Not sure what you have in Kanada. In the U.S. our wire gauges are 18 gauge, 16 gauge, etc. This is the diameter of the stranded wire itself, not the sheathing.
You Compufire has input and output wires. Which do you need?
The stator output to R/R input wires are 18 gauge on a Suzuki stator. There is nothing to be gained by going larger on these wires.
When I changed out my R/R, I put 16 gauge on the R/R ground wire, 18 gauge on the sense wire, and 14 gauge on the 12V output wire.

This is for the reg\rect output leads. The OEM wiring is all significantly smaller.

I would run as much of the (+) 12 ga wire as you can till you meet up with the 16 ga Red disappearing into the harness.
I would cut down the (-) 12 ga and put a ring lug on it to your most convenient single point ground. proceed as normal from there.
For all other grounds 16 ga is sufficient as long as nothing is much over 1 ft per run.

So it is 12 gauge nice to know. I can go get some connectors.

I am using no more than 6 inches of the reg\rects = and _ leads.

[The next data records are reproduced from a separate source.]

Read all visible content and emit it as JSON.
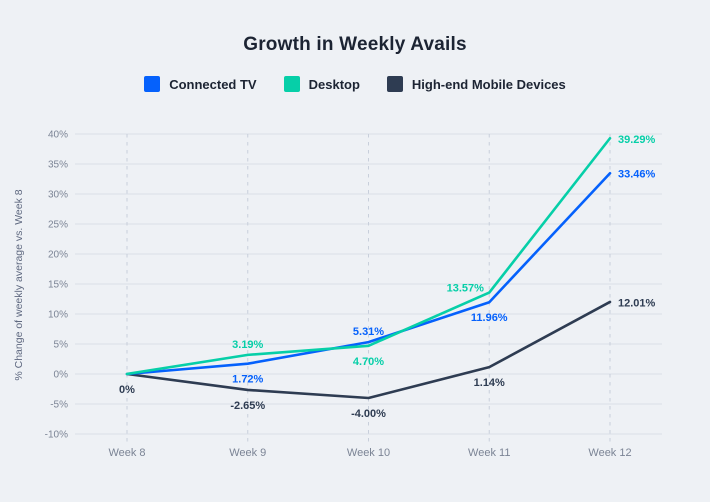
{
  "header": {
    "title": "Growth in Weekly Avails"
  },
  "legend": [
    {
      "label": "Connected TV",
      "color": "#0561fc"
    },
    {
      "label": "Desktop",
      "color": "#06cfa8"
    },
    {
      "label": "High-end Mobile Devices",
      "color": "#2e3c52"
    }
  ],
  "colors": {
    "background": "#eef1f5",
    "grid": "#d9dee7",
    "grid_dashed": "#c8cfdb",
    "axis_text": "#7b8495",
    "axis_title_text": "#5f6980",
    "title_text": "#1c2433"
  },
  "chart_data": {
    "type": "line",
    "title": "Growth in Weekly Avails",
    "xlabel": "",
    "ylabel": "% Change of weekly average vs. Week 8",
    "categories": [
      "Week 8",
      "Week 9",
      "Week 10",
      "Week 11",
      "Week 12"
    ],
    "ylim": [
      -10,
      40
    ],
    "ytick_step": 5,
    "ytick_labels": [
      "40%",
      "35%",
      "30%",
      "25%",
      "20%",
      "15%",
      "10%",
      "5%",
      "0%",
      "-5%",
      "-10%"
    ],
    "grid": {
      "horizontal": "solid",
      "vertical": "dashed"
    },
    "legend_position": "top",
    "series": [
      {
        "name": "Connected TV",
        "color": "#0561fc",
        "values": [
          0,
          1.72,
          5.31,
          11.96,
          33.46
        ],
        "labels": [
          "",
          "1.72%",
          "5.31%",
          "11.96%",
          "33.46%"
        ],
        "label_placements": [
          "none",
          "below",
          "above",
          "below",
          "right"
        ]
      },
      {
        "name": "Desktop",
        "color": "#06cfa8",
        "values": [
          0,
          3.19,
          4.7,
          13.57,
          39.29
        ],
        "labels": [
          "",
          "3.19%",
          "4.70%",
          "13.57%",
          "39.29%"
        ],
        "label_placements": [
          "none",
          "above",
          "below",
          "above-left",
          "right"
        ]
      },
      {
        "name": "High-end Mobile Devices",
        "color": "#2e3c52",
        "values": [
          0,
          -2.65,
          -4.0,
          1.14,
          12.01
        ],
        "labels": [
          "0%",
          "-2.65%",
          "-4.00%",
          "1.14%",
          "12.01%"
        ],
        "label_placements": [
          "below",
          "below",
          "below",
          "below",
          "right"
        ]
      }
    ]
  }
}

The negative lead is going directly to the battery whereas the positive is going into the wiring harness. Its should be the same as the OEM layout.

Actually, it's 10 gauge.

You are probably correct, it is thick stuff. A 10 ga it is clearly designed to allow the R/R to be mounted 4 ft from the battery. Otherwise there is no need for any wire above 14 ga (say 1 ft runs).

Use your wire strippers to remove some of the 10 gauge strands so it fits the connectors you get. The demand from the bike is going to be lower than the rated capacity of the Compu-fire so that's not a problem.

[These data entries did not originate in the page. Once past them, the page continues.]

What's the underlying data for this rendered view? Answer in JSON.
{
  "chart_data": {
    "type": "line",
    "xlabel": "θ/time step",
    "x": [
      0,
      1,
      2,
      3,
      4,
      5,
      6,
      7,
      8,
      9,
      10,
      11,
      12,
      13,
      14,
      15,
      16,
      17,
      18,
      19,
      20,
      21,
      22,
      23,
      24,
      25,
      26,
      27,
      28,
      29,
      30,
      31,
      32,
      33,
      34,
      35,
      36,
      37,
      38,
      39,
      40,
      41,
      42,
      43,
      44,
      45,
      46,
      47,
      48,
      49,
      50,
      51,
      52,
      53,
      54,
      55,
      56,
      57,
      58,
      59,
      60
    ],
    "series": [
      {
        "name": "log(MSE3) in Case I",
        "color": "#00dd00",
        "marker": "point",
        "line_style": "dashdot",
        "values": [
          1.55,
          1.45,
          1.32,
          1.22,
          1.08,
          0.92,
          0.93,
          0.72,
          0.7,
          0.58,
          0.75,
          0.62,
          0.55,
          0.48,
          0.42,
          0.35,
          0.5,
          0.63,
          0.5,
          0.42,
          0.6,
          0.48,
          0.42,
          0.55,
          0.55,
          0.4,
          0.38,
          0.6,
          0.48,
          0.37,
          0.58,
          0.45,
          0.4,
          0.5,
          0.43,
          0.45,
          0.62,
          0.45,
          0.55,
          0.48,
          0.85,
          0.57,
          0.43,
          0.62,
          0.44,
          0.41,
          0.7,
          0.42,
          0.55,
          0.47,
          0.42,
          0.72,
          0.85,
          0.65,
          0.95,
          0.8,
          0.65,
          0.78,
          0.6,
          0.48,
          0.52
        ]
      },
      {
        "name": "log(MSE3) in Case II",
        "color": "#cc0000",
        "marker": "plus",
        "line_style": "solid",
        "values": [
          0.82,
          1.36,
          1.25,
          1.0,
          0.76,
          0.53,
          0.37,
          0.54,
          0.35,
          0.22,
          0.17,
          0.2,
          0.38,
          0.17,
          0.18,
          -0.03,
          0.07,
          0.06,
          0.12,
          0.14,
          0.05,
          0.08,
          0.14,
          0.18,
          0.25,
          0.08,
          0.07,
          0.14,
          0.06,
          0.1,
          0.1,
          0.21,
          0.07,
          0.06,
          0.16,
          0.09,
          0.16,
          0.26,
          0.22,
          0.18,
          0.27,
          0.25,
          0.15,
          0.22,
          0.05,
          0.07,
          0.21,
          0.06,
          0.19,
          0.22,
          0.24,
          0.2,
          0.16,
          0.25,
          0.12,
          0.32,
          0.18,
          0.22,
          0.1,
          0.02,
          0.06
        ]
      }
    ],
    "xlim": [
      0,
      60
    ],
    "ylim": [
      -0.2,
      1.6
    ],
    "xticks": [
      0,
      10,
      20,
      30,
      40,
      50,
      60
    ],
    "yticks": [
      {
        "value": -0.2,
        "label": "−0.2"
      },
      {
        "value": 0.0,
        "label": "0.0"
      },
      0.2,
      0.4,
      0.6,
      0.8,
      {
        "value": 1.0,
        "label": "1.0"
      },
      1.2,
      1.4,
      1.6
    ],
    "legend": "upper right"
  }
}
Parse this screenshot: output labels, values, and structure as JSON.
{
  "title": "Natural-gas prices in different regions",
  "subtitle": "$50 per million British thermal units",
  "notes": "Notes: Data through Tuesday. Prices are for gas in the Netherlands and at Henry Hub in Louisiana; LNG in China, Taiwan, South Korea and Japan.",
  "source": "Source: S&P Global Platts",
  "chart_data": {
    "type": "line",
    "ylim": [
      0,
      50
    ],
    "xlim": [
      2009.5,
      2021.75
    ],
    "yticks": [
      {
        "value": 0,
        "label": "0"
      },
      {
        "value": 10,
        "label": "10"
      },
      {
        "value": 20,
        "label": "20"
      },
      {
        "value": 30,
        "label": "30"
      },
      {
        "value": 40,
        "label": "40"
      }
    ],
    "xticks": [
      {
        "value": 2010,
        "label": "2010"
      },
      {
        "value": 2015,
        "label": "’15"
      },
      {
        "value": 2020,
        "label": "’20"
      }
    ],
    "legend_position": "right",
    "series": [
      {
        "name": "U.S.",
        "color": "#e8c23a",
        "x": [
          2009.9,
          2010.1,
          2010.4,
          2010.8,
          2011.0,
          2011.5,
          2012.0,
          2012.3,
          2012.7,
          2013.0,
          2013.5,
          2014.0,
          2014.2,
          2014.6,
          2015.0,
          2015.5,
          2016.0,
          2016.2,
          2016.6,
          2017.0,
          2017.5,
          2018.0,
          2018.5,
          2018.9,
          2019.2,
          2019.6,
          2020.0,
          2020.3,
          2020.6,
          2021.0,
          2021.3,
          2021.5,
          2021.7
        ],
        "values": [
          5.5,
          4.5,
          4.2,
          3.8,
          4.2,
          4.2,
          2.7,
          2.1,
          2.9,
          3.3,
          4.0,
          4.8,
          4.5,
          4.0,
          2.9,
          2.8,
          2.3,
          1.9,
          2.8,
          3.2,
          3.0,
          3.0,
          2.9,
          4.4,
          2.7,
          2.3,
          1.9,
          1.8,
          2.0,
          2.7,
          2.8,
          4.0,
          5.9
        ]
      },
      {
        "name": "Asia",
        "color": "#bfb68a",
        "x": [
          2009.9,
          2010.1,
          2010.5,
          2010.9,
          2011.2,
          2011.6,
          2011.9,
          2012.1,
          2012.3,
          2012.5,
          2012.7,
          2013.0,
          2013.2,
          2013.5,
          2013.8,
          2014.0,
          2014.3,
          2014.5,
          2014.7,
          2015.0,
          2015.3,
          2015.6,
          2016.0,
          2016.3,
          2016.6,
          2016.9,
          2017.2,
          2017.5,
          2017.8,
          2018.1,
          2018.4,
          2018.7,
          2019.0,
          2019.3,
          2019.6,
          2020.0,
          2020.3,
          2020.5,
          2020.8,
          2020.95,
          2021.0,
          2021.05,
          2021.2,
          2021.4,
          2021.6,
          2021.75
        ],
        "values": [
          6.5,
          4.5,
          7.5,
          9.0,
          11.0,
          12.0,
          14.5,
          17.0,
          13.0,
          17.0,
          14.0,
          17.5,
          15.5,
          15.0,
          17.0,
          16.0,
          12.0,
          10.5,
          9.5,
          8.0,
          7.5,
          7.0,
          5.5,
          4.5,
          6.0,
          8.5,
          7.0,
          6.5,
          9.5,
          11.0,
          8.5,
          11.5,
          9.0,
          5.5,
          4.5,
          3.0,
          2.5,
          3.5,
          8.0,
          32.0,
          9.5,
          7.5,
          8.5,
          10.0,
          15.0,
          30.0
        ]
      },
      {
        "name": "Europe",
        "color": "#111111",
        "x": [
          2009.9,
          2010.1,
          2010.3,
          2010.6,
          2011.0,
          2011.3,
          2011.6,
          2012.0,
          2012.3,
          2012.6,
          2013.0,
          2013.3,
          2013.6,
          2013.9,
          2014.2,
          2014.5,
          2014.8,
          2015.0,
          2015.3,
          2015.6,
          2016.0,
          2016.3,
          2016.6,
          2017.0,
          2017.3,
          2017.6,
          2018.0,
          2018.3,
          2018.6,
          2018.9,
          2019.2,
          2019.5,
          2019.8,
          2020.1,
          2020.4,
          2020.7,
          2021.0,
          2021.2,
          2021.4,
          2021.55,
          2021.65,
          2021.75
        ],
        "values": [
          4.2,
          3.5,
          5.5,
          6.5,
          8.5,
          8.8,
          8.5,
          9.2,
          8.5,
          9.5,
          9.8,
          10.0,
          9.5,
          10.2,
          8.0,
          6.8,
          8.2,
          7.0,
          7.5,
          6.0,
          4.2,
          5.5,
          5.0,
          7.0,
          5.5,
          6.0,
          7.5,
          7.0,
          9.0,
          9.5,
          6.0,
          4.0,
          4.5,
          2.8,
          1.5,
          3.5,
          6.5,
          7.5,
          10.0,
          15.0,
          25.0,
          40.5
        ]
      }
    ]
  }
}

thanks guys for the help. Yah this wire is thicker than standard house wiring you find at a switch.

Why such large gauge? How much power are you transmitting? Have you checked the voltage drop over those runs? I am stunned at the figures you are quoting.
I checked a few simple calculators on the web for the voltage drop over length, and they seem to think differently. This is one simple calculator chosen at random: Calculator
I would just like to understand how you came up with those numbers.
Thanks.

This analysis was for the SSPB but will be real close for a standard fuse box. It focuses on the voltage drops between he battery and the R/r.

Thanks. I don't quite follow the column V, which I take to be Voltage drop, and the %voltage drops column.
Taking only the 15 Amps examples, let's look at the first row under R/R extended to 4 ft with 10ga wire.
If you are charging at 14.5V you say there is a 0.060V drop, which equates to a 27.7% voltage drop?
I am sure I am missing something there.

the analysis identified 4 wires which run between the r/r and battery. Because of the way current sits there are different currents in each of these legs. Each row uses the standard formulas to compute voltage drop base nog gs , length of wire and current. The individual voltage drops for each wire are in column v. But a four voltage drops are summed for each of the combination compared. The total voltage drop is also in column v but indicated in red. The first case is 1 ft length shows approximate 0.1 v drop so if the r/r is regulating at 14.5 there will be 14.4 at the battery due to these wirevoltage drops. Dirty connections can make it far worse . The percentages shown in green are just divining up the total voltage drop for each configuration to show how it is distributed amount the wire sets. It is not a percentage of the 14.5 supply although it could have been calculated that way. The intent was to show which wire was showing the biggest portion of the voltage drop.
note this is essentially an ideal configuration using a single point ground. If your system is different then you would have to make adjustments. For similar wire sizes and lengths the drops should always be worse.

Thanks. Each section shows the numbers for each of the 4 legs, with a sum of the voltage drops in red.
Clearly, being 1 foot away you could use 14 ga wire and obtain excellent results.
Since we cannot possible know the loss over the connections, we must assume perfectly clean connections at this time.
At 4 foot, the voltage loss using 10 gauge wire is still greater than the voltage loss at 1 foot using 14 ga wire.
However, at 4 foot using 14 gauge wire is only 0.329V, which is only 1.03% of the total 14.7V.
I normally look for less than 2% loss over the length of the wire, so would you disagree that 1.03% is acceptable? If so, please explain why.
Also, are you using 4 foot because the R/R would be located at the front of the bike, possibly for cooling?
Thanks.

A friend of mine has a newer model Triumph and it has the R/R right up front must run hot. The Compufire 55402 runs pretty cool as it is, but I had no room under my battery box or under either side panel for mine, and it comes with ~4 foot 10 gauge leads for all 5 wires so I mounted it to the frame up front above the oil cooler. I had a thread about it, but can't find it for some reason.